У всех есть любимая клятва. Анри Вюймен клялся “всем самым прекрасным на свете”. Мона каждый раз удивлялась и недоуменно усмехалась: все самое прекрасное на свете – это и всё, и ничего. И думала про себя, входит ли в это самое прекрасное ее драгоценный дедушка. В молодости он, несомненно, был очень хорош собой, да и сейчас оставался привлекательным, эффектным, обаятельным. Его иссохшее, обтянутое кожей лицо восьмидесятилетнего старца покоряло мощью и силой интеллекта. От середины правой щеки до самой брови его перечеркивал рубец. Должно быть, рана была серьезная. Шрам не только рассекал кожу, но и проходил через глаз. Это был след войны. Ужасное воспоминание: 17 сентября 1982 года, когда Анри делал снимки для фоторепортажа из Ливана для Агентства Франс Пресс, один фалангист[3], чтобы остановить репортера, полоснул его ножом. Анри пробирался в лагерь Шатила. Ходили слухи, что там происходила резня, палестинских беженцев убивали без суда в отместку за смерть президента Башира Жмайеля. Анри хотел проверить, выступить свидетелем. Но ему преградили путь, зверски расправились с ним. Он потерял много крови и ослеп на один глаз. В старости он все больше усыхал, и эта сухопарость в сочетании со шрамом придавала его облику что-то мистическое. Красавец-журналист, похожий на Эдди Константина[4], превратился в персонажа легенды.
* * *
В День всех святых Мона была в полной готовности. Родители постарались сделать повеселее этот серый ноябрьский день. Пришли подружки, Лили и Жад, они все втроем смотрели “Историю игрушек”, мультик про ожившие игрушки, потом просто дурачились, особенно Жад. Девчонка с хорошеньким лукавым личиком, умными раскосыми глазками, матовой кожей и гладкими волосами. Но ей страшно нравилось гримасничать, и она умела так кривляться, строить такие смешные и жуткие рожи, что ее миловидная физиономия превращалась в арену, на которой резвятся бешеные клоуны. Мону это всегда приводило в восторг, она просила новых и новых гримас.

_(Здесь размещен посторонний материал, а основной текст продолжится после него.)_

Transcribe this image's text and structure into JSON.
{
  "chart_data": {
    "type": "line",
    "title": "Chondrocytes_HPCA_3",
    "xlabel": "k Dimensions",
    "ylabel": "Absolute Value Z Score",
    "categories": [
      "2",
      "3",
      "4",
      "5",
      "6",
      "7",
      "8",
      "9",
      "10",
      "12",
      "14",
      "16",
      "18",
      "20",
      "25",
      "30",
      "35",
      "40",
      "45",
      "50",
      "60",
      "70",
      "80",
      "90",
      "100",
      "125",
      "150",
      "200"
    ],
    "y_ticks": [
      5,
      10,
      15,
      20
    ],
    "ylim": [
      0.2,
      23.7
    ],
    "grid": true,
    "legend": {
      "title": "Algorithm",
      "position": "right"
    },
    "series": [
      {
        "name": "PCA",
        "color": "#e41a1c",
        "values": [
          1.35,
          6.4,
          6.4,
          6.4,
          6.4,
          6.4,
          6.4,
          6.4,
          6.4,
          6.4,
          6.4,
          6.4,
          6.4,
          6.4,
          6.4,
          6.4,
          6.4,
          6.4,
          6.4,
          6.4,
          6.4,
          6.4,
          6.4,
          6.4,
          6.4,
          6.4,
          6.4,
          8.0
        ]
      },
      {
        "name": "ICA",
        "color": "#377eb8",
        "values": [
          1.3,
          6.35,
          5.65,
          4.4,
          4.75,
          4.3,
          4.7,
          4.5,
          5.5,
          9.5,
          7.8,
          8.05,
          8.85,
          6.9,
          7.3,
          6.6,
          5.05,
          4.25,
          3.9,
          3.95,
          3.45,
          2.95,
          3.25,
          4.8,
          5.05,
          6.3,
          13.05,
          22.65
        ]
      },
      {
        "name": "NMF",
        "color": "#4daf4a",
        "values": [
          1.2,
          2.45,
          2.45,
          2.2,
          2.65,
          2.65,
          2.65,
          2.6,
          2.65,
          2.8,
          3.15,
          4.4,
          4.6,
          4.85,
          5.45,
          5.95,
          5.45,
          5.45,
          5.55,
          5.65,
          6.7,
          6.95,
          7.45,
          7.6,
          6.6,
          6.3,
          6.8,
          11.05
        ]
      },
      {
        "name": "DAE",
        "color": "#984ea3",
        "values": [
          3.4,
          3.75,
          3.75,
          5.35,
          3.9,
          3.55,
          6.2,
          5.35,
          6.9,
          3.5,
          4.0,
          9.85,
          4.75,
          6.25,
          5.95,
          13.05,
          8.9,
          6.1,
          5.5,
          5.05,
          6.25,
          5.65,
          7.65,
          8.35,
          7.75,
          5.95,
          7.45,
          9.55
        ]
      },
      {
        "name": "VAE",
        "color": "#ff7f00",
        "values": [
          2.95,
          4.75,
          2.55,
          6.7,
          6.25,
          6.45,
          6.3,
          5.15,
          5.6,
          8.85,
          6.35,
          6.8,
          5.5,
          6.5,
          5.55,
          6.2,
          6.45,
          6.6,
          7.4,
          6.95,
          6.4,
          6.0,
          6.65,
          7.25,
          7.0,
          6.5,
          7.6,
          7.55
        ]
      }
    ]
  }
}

В семь вечера зазвенел домофон. Поль округлил губы и вскинул брови. Камилла нажала на кнопку и спросила:
– Папа?
Конечно, это он, явился минута в минуту. Поль поздоровался с тестем и пошел провожать домой Лили и Жад, в квартире остались трое: Мона, ее мама и дедушка. Мона радостно кинулась деду на шею и принялась подробно рассказывать все, о чем не стала говорить подругам: как она мучилась час и три минуты и как ее таскали по кабинетам в больнице. Камилла не прерывала ее.